In 1901, Hesse changed jobs and began working at the antiquarium Wattenwyl in Basel where he had more opportunities to release poems and small literary texts to journals. His new bookstore agreed to publish his next work, Posthumous Writings and Poems of Hermann Lauscher. In 1902, his mother died after a long and painful illness. With the publication Peter Camenzind in 1904, came a breakthrough: from now on, Hesse could make a living as a writer. That same year, Hesse married Maria Bernoulli and the couple settled down in Gaienhofen on Lake Constance, and began a family, eventually having three sons. In Gaienhofen, he wrote his second novel, Beneath the Wheel, which was published in 1906. By 1911, there was an increased dissonance in Hesse’s marital life, and he left for a long trip to Sri Lanka and Indonesia. Following Hesse's return, the family moved to Bern (1912), but the change of environment could not solve the marriage problems, as he himself confessed in his novel Rosshalde from 1914. A visit to India in these years was later reflected in Siddhartha (1922).

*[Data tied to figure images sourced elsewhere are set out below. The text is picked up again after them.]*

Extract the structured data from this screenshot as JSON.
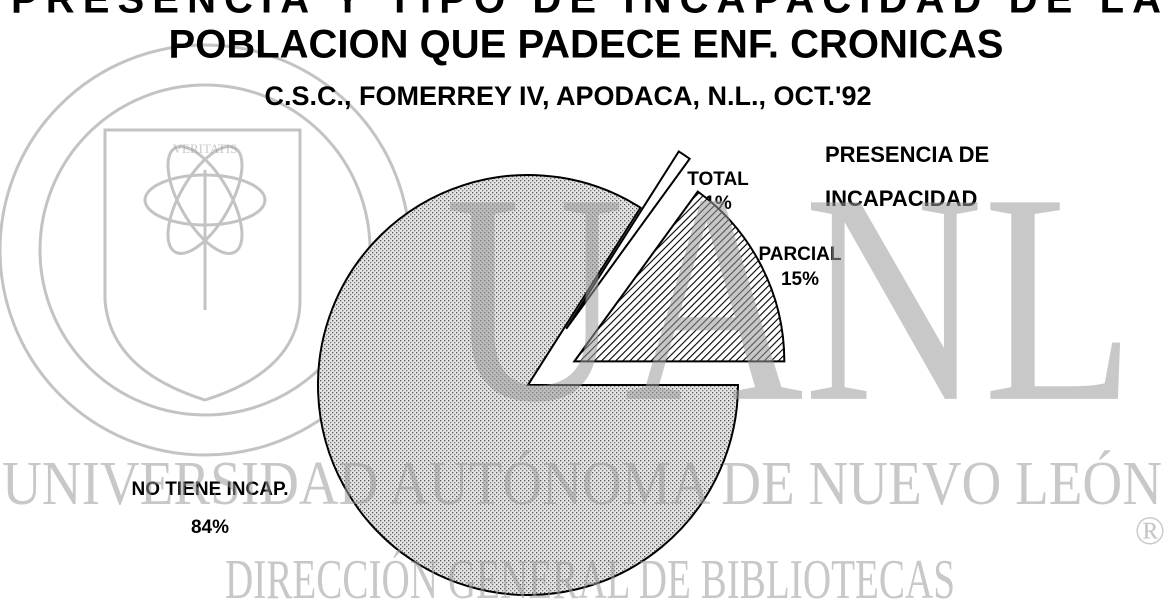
{
  "chart_data": {
    "type": "pie",
    "title": "PRESENCIA Y TIPO DE INCAPACIDAD DE LA",
    "title_line2": "POBLACION QUE PADECE ENF. CRONICAS",
    "subtitle": "C.S.C., FOMERREY IV, APODACA, N.L., OCT.'92",
    "legend_title": [
      "PRESENCIA DE",
      "INCAPACIDAD"
    ],
    "categories": [
      "NO TIENE INCAP.",
      "TOTAL",
      "PARCIAL"
    ],
    "values": [
      84,
      1,
      15
    ],
    "value_labels": [
      "84%",
      "1%",
      "15%"
    ]
  },
  "watermark": {
    "seal_motto": "VERITATIS",
    "initials": "UANL",
    "university": "UNIVERSIDAD AUTÓNOMA DE NUEVO LEÓN",
    "library": "DIRECCIÓN GENERAL DE BIBLIOTECAS",
    "mark": "®"
  }
}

During World War I, Hesse wrote denunciations of militarism and nationalism, and edited a journal for German war prisoners and internees. This placed him in the middle of a serious political conflict, attacked by the German press, the recipient of hate mail, and distanced from old friends. Around the same time, a deeper life crisis befell Hesse with the death of his father, the serious illness of his son Martin, and his wife's schizophrenia. He was forced to leave his military service and begin receiving psychotherapy. This began for Hesse a long preoccupation with psychoanalysis, through which he came to know Carl Jung personally, and was challenged to new creative heights.

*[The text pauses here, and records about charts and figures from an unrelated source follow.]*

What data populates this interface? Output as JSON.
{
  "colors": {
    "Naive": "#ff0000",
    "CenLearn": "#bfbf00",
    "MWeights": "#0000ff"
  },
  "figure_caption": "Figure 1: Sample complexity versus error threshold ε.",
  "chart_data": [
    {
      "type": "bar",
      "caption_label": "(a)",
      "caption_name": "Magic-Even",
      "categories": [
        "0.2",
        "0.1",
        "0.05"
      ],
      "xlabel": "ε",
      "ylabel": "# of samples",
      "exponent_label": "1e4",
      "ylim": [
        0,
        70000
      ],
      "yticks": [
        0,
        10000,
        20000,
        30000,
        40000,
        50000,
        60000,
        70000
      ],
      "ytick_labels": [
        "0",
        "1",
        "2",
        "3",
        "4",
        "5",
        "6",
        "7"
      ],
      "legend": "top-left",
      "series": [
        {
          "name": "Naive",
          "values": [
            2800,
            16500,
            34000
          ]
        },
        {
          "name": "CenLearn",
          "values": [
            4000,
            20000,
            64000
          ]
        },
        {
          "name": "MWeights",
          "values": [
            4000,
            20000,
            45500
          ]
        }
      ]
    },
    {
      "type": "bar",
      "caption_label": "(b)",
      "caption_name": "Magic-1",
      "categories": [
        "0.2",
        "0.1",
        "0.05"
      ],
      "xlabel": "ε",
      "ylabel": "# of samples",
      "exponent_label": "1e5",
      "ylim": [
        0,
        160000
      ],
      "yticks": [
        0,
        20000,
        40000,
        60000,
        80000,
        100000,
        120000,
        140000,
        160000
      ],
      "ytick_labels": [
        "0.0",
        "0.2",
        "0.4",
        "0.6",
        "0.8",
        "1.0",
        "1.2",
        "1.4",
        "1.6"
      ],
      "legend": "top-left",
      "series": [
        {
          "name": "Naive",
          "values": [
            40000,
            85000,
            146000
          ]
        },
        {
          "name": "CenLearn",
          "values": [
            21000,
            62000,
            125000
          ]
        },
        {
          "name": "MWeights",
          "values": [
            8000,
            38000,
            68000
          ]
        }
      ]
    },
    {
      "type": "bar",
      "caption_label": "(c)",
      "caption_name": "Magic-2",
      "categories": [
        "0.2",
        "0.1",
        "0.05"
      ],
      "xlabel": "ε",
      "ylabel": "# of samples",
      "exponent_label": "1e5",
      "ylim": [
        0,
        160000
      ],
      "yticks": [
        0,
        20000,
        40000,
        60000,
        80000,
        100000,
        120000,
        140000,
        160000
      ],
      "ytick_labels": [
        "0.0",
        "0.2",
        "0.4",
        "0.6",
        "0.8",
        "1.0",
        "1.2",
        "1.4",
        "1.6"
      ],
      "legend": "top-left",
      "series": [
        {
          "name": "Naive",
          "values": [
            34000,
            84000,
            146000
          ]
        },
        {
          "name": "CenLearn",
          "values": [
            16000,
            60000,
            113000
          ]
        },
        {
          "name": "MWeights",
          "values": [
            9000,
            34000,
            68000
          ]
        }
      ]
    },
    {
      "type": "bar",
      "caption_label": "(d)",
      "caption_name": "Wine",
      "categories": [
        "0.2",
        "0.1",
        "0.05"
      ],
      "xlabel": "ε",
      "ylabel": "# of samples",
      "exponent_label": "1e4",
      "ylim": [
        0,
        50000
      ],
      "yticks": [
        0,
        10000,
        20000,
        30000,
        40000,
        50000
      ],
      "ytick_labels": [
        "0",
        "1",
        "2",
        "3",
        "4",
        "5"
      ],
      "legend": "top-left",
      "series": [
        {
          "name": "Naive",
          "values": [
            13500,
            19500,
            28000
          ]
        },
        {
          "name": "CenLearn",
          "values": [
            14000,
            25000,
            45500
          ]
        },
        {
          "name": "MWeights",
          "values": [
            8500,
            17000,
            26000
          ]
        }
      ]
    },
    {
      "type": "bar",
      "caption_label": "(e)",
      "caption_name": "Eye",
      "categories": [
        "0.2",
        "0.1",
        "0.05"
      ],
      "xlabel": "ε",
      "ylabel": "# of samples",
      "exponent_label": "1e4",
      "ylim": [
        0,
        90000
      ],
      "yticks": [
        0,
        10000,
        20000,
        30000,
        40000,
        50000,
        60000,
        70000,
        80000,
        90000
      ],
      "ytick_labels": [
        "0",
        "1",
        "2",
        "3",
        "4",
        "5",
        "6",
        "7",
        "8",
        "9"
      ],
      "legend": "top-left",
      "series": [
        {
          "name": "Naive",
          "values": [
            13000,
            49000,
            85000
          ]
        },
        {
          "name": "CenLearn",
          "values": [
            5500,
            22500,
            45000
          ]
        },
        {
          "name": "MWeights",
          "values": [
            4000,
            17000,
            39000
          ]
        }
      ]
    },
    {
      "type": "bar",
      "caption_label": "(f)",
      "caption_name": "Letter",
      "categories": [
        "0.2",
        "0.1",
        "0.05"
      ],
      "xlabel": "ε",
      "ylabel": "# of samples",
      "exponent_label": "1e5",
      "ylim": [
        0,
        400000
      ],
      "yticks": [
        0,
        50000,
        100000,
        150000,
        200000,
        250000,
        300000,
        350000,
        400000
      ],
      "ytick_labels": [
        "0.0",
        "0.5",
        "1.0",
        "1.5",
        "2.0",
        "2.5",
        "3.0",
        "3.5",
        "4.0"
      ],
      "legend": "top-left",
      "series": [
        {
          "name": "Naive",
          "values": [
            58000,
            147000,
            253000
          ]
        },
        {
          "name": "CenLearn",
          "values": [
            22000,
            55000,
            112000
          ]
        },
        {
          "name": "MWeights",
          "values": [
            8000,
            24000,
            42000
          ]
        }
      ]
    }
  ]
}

By the time Hesse returned to civilian life, his marriage had fallen apart. He became a permanent resident of Switzerland in 1919 and a citizen in 1923, settling in Montagnola. His next major works, Kurgast (1925) and The Nuremberg Trip (1927), were autobiographical narratives with ironic undertones and foreshadowed Hesse's following novel, Steppenwolf, which was published in 1927. In the ensuing years, Hesse observed the rise to power of Nazism in Germany with concern. In 1933, Bertolt Brecht and Thomas Mann made their travels into exile, each aided by Hesse. Hesse made a quiet statement of resistance by reviewing and publicizing the work of banned Jewish authors, including Franz Kafka. In the late 1930s, German journals stopped publishing Hesse's work, and the Nazis eventually banned it. Hesse’s final and longest novel is Das Glasperlenspiel (1943; English titles The Glass Bead Game and Magister Ludi). The last twenty years of Hesse’s life was mostly spent on publishing letters, essays and short stories.
Hesse died on 9 August 1962, aged 85, and was buried in the cemetery of Sant’Abbondio in Gentilino.